Alas, all is not equal. The bigger the city, the less likely employees will have to step foot outside their correspondingly smaller and smaller apartments:
- In cities with populations under 300,000 — think St. Louis, Reno, Fort Wayne, and Lincoln, Nebraska — the share of fully remote days has fallen to 27% this past spring from 42% in October 2020, the Stanford and Co. researchers found. In the 10 largest US cities, however, the dip has been from 50% to just 38%.
- In San Francisco, more than a quarter of job postings advertise remote work, while in New York City 19% do, according to researchers from Harvard Business School. Meanwhile, just 13% of Columbus job listings permit remote work, and around 10% in Birmingham, Alabama.
Pay to Stay: Nearly 20% of employees say the ability to work remotely two to three days a week has the same value as a 5 to 10% raise, and another 10% say it’s the equivalent of a 15 to 25% raise, according to a presentation from University of Chicago economist Steven J. Davis last month at the Annual World Bank Conference on Development Economics.

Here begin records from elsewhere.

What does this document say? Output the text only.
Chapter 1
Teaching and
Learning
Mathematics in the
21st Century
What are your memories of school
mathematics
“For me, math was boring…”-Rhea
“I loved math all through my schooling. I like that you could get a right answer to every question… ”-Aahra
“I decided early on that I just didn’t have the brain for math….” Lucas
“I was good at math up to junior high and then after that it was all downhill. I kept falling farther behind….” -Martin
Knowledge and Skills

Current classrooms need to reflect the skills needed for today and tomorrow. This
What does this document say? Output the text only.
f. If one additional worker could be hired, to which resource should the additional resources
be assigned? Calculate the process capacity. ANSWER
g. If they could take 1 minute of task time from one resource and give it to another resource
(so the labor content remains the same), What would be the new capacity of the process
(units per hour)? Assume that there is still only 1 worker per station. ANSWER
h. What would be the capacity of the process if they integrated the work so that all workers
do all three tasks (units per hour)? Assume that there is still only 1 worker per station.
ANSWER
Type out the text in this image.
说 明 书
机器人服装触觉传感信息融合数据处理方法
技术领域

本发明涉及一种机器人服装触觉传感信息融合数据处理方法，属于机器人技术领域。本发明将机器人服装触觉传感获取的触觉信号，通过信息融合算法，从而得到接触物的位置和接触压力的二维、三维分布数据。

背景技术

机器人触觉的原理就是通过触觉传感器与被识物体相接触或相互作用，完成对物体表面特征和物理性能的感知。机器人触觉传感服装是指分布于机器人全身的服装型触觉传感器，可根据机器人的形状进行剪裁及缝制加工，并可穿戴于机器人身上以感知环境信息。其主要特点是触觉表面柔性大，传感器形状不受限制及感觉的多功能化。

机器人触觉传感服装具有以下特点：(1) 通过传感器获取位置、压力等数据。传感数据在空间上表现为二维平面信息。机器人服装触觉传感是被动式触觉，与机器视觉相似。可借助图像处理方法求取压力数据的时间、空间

Realty Check: One industry that probably won’t be handing out either pay raises or extra work from home days to employees is commercial real estate, which has been body-slammed by the remote trend as well as rising interest rates. A recent SSRN study projects US office real estate value could plummet 28% long-term — or a value of nearly $500 billion. Whether they’re working remotely or not, property managers could surely use a round of post-work happy hour drinks.